また、本発明の回路付サスペンション基板では、さらに、ヘッドスライダを搭載するための搭載部を備え、前記光導波路が、前記導体パターンが延びる方向に沿って配置されており、前記発光素子が、前記金属支持基板の長手方向一方側に配置され、前記搭載部が、前記金属支持基板の長手方向他方側に配置されていることが好適である。
【0008】
また、本発明の回路付サスペンション基板の製造方法は、金属支持基板を用意して、前記金属支持基板の上に形成されるベース絶縁層と、前記ベース絶縁層の上に形成される導体パターンと、前記ベース絶縁層の上に、前記導体パターンを被覆するように形成されるカバー絶縁層とを形成する工程と、光導波路を用意する工程と、前記光導波路を、前記金属支持基板、前記ベース絶縁層または前記カバー絶縁層の上に接着する工程とを備えることを特徴としている。
【0009】
また、本発明の回路付サスペンション基板の製造方法では、前記光導波路は、アンダークラッド層と、前記アンダークラッド層の表面に形成され、前記アンダークラッド層よりも屈折率の高いコア層と、前記アンダークラッド層の表面に、前記コア層を被覆するように形成され、前記コア層よりも屈折率の低いオーバークラッド層とを備え、前記光導波路を接着する工程では、前記アンダークラッド層または前記オーバークラッド層を、前記金属支持基板、前記ベース絶縁層または前記カバー絶縁層の上面に、接着剤層を介して接着することが好適である。
【発明の効果】
【0010】
本発明の回路付サスペンション基板では、光アシスト法に用いられる光導波路が、金属支持基板、ベース絶縁層またはカバー絶縁層の上に接着されているので、かかる光導波路を、ヘッドスライダよりも、スペース的に余裕を持って形成することができる。
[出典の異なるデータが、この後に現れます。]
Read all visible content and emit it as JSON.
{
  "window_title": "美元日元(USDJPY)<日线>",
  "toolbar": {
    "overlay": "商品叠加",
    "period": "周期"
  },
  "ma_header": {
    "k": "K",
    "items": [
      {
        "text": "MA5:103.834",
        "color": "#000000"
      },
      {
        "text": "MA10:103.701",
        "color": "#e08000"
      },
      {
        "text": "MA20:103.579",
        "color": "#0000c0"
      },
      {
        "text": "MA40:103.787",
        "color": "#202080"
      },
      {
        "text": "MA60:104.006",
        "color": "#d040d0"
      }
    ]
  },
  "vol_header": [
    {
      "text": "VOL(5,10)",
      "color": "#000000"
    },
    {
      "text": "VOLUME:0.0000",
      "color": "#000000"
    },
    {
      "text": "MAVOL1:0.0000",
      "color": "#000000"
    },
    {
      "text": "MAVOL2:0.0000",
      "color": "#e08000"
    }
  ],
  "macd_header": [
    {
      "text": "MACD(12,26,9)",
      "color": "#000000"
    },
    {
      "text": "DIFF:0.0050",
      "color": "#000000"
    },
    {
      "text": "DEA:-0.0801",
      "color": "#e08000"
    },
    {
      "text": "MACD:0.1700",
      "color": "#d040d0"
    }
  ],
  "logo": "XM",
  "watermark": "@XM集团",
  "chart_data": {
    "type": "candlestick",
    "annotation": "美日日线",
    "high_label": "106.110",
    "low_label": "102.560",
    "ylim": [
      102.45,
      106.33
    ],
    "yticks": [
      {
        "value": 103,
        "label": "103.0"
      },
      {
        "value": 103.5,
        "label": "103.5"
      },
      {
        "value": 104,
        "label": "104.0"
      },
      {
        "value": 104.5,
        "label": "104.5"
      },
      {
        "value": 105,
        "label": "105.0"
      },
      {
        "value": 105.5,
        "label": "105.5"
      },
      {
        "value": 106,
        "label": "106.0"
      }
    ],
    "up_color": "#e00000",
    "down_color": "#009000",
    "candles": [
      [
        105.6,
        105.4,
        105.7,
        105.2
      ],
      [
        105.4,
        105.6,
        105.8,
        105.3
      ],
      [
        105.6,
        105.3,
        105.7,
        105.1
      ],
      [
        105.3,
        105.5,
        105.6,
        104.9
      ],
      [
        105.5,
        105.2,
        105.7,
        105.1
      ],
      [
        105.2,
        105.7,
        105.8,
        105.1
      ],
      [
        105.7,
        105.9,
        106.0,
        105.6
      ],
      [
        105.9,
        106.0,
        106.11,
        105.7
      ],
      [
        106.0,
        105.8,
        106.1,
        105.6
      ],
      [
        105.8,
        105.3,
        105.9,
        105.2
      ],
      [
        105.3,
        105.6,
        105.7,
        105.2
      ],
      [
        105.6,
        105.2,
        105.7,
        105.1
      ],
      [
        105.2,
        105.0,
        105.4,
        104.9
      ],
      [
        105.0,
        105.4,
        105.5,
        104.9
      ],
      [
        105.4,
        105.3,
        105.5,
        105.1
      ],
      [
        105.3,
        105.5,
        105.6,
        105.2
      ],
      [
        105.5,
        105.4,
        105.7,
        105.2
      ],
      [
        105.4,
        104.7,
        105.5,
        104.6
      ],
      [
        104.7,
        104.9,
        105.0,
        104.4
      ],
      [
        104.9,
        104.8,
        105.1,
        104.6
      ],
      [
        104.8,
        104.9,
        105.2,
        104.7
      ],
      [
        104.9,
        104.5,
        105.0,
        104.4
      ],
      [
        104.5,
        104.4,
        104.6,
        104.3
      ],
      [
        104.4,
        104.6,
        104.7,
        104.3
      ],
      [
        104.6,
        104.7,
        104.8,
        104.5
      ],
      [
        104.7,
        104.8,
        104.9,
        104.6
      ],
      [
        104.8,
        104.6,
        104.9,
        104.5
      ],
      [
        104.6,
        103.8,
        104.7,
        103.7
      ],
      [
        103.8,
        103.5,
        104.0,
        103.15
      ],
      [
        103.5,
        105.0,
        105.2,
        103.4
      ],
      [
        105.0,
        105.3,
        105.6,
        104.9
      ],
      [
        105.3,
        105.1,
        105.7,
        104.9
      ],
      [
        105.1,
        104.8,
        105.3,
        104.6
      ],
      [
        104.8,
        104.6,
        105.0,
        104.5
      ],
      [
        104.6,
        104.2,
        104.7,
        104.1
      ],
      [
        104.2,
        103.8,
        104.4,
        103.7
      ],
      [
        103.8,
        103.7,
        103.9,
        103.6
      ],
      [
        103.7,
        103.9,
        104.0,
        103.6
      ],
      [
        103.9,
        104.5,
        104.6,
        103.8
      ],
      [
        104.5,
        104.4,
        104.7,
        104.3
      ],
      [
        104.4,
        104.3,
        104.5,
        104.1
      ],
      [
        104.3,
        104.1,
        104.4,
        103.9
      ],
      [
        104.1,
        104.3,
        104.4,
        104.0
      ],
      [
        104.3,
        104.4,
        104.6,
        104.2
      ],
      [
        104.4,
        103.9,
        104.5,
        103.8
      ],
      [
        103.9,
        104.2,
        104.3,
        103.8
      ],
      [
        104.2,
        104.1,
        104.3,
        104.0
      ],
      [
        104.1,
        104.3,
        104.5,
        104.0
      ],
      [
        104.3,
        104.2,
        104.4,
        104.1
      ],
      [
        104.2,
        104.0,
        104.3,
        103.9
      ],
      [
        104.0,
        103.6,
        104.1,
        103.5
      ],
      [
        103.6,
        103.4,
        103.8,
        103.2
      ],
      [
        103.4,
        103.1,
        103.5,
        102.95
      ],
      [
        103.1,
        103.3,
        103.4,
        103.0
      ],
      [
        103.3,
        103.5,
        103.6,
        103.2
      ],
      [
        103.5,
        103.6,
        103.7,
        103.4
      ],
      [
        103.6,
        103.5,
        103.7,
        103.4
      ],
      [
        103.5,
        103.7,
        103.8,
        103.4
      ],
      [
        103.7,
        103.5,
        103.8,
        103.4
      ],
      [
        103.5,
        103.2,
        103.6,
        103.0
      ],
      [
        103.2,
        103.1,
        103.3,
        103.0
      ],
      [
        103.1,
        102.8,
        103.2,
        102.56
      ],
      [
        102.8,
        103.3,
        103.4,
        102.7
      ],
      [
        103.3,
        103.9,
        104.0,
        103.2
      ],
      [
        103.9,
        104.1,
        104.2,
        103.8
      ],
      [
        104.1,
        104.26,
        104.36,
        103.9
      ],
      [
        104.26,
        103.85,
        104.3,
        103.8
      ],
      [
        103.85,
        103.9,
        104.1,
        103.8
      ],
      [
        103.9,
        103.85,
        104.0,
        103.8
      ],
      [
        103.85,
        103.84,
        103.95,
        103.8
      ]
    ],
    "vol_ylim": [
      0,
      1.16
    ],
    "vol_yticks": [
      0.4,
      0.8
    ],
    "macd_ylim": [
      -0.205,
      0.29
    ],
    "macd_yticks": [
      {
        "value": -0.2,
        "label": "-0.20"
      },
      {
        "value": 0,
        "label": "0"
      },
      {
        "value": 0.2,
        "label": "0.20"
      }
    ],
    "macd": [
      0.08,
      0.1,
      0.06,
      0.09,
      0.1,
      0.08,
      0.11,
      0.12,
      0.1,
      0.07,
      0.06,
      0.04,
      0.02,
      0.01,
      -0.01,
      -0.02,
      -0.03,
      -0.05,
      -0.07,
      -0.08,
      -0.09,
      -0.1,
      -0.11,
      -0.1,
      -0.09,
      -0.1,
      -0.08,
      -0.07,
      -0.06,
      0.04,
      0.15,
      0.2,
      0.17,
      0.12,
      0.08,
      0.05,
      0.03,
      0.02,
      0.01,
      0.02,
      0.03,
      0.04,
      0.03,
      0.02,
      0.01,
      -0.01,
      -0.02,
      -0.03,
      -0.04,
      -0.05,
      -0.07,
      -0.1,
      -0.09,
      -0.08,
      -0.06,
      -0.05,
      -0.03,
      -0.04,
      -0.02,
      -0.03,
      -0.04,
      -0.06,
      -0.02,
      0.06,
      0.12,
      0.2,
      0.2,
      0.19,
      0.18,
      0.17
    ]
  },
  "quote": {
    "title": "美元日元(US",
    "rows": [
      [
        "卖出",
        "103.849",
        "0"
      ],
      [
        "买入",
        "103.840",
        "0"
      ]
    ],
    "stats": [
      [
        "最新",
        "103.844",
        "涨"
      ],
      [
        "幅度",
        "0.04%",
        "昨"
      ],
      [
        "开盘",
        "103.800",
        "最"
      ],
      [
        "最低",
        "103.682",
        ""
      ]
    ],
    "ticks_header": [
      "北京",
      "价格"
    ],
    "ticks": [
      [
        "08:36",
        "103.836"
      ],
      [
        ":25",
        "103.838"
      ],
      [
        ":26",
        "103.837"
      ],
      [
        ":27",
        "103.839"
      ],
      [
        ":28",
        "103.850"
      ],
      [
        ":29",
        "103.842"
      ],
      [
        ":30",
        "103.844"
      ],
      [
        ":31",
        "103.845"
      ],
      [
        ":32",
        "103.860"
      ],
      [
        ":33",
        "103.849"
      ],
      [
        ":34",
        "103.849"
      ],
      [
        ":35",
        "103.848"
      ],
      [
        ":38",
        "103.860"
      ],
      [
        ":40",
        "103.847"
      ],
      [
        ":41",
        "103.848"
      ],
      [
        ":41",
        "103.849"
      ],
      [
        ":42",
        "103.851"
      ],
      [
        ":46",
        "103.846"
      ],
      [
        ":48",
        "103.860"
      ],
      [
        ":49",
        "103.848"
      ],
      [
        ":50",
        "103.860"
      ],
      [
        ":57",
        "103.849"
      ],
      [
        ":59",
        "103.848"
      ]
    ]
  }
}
しかも、金属支持基板、ベース絶縁層またはカバー絶縁層の上に、光導波路を確実に設けることができる。
【0011】
また、この回路付サスペンション基板では、光導波路を、金属支持基板、ベース絶縁層およびカバー絶縁層とは、別途形成して、それらに接着できるので、簡便な工程で得られる。
そのため、設計上の自由を確保でき、製造効率を向上させることができるとともに、製造コストの低減を図ることができる。
【0012】
また、本発明の回路付サスペンション基板の製造方法によれば、光アシスト法に用いられる光導波路を、ヘッドスライダよりも、スペース的に余裕を持って、金属支持基板、ベース絶縁層またはカバー絶縁層の上に接着することができる。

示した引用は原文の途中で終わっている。